Okay, here's the second part of my Cyclops review. Having covered the parts of the phone that make it, well, a phone, I will now cover the extra-phone-icular stuff....
First off, Kyocera has built some nice features into this phone's firmware, though in my opinion the interface still seems soooo 2002, probably because the regular Kyocera graphics and everything on the external screen (which isn't very bright at all; they shoulda used a REAL black and green display instead of whatever they used) are pixelated. And there's wasted space on the text messaging and picture messaging forms, but whatever. I could go on with a laundry list of problems with the user interface on the Cyclops but in doing so I'd reveal that the phone has a TON of functionality built in, from the usual calculators and such to a nifty little way to quickly find phone numbers: press the number for the letter the name starts with, then scroll.
And to dispel any premonitions about the camera, it works very well in good light, not so well in indoor or bad light. 640x480 gives you a sharp picture generally, but if you want to go large the 1.3 megapixel (1280x1024, so yes it's a true 3 versus 1280x960) resolution is certainly there, though on a really sharp picture you'll not be able to send the photo, and in any case it'll take longer (640x480 photos send really quickly...in seconds...on the network...but more on that later). For a picture in good conditions, take a look at http://farm1.static.flickr.com/193/493167919_d7e793df7e_o.jpg. As you can see, on a good day the phone will actually make full use of all its pixel count (side note: this picture was taken last weekend on a church camping trip).

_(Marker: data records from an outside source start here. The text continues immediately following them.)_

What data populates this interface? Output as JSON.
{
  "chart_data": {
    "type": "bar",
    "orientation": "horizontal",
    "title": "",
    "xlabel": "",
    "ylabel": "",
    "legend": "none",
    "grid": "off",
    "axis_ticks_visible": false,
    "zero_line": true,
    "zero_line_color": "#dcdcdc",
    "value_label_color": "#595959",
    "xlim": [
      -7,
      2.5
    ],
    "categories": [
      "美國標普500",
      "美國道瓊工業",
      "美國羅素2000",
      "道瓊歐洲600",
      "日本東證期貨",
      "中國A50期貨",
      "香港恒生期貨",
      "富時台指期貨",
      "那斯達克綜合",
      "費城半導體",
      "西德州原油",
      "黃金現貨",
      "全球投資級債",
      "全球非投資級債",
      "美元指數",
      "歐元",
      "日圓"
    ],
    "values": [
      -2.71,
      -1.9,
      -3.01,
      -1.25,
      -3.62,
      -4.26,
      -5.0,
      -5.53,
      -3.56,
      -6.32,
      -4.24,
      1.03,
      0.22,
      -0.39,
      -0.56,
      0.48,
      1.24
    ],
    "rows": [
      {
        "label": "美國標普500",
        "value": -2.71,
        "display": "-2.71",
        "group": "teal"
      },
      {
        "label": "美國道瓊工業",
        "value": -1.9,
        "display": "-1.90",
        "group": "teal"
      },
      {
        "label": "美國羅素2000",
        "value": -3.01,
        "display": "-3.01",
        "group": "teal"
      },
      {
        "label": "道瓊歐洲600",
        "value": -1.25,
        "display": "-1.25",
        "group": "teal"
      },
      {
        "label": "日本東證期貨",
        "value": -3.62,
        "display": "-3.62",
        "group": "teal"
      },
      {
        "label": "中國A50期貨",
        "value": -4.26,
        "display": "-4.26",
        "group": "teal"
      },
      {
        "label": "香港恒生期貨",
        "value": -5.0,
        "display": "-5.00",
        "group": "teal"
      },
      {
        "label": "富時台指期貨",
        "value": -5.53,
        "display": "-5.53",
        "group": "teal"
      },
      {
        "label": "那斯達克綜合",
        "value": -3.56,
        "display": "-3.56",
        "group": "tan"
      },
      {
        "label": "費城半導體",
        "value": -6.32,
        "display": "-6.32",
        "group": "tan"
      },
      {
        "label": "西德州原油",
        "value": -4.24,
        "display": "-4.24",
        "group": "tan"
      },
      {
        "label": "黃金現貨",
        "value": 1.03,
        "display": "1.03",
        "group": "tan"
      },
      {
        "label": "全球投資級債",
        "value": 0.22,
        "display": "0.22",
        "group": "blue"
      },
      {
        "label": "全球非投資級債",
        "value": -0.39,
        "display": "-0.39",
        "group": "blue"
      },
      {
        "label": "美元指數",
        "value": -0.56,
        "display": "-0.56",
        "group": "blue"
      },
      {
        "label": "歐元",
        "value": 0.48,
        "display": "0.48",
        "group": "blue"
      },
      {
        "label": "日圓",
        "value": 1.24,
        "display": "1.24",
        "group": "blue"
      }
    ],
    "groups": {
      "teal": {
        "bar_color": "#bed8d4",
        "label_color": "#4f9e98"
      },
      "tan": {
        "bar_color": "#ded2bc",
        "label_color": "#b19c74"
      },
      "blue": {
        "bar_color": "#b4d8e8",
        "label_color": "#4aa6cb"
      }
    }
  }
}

And that brings to the end the really phone-related features...no wait...the phone has really good (fast) Java capability (fast for apps, see later) and comes with a dearth of wallpapers (no big deal) and ringtones (big deal...all the ones on there are annoying), forcing you to either buy a $2 or $2.50 ringtone (my choice was the former) or buy a cable and "roll your own". Annoying, that.
Anyway, to the services, which are what make this phone really good...
First off, this phone was the first one to incorperate Virgin Audio Messaging (VAM). It's a Java app that basically receives up-to-30-second-long audio SMSes and sends them. First 100 are free for now, then they're 10 cents (figures zeroed-out monthly). Anyhow, though this service shares many of the features of the Kodiak push to talk used by Cingular and Alltel, it's not nearly as fast, so it's very apt that Virgin Mobile didn't market it as such.
Next on the coolness scale is e-mail. I haven't really messed with it but the Java-based client (which works with AOL, AIM and Yahoo mail, plus some ISPs' services) is good enough, and clean enough, plus you get notifications when you get new email. And emails are part of your messaging bucket (like text, IM and picture...!...messages, which can be as cheap as a penny apiece), which is nice, though in actuality a data connection for the email on Virgin Mobile is cheaper than a penny per message.
IM is nice too. The only annoying thing is that if you use predictive text (Kyocera's positively painful Zi method, wresting the prize from Motorola's iTAP) a text entry window pops up which requires a few more button presses than the usual text box. But other than that, IM is a joy to use...too bad you can't get on AIM and Yahoo simultaneously, for total IM compatibility (if you don't count Google Talk...Windows Live works with Yahoo now). You get a message (like on email and VAM) when you get a new IM, including on the outside of the phone, if the app isn't running, and it takes about 10 seconds from pressing OK till you get that message (opening the app, opening the data connection, receiving the message). Which isn't horrible.
And yes, Sprint's 1x web is no joke. Web on the Cyclops is plenty fast for the price (10 KB per penny if you're paying by the month...almsot as cheap as Amp'd...), both sending (remember I said picture messages were fast) and receiving, and though you can't download "alien" Java apps, ringers or graphics onto the phone via OpenWave (stupid evil fascist materialist Virgin Mobile pigs heh) you can browse the web otherwise with ease, whether you're looking at Facebook or GMail, though OpenWave will positively butcher normal HTML pages.
Lastly, if you don't like the annoying fact that Virgin Mobile wants you to buy their stuff, only cable can free you from your preturbed state. Sorry, couldn't resist, but in truth a $15 cable from eBay plus the knowhow shared in the last few posts will grant you the power to use your phone even more...Opera Mini anyone? Who said Virgin Mobile phones weren't hackable?
So, besides build quality and battery life (want an extended battery? How does $50 sound for double life? I'm still thinking about it...) and the fact that Kyocera's phone interface isn't pretty, this phone is a winner. I hope that newer phones won't have the sorta wierd isses mine has, and if that hope is granted this is a solid phone.
So there's the Kyocera Cyclops review...and no, I'm not giving away this phone. :) It's my main cell now.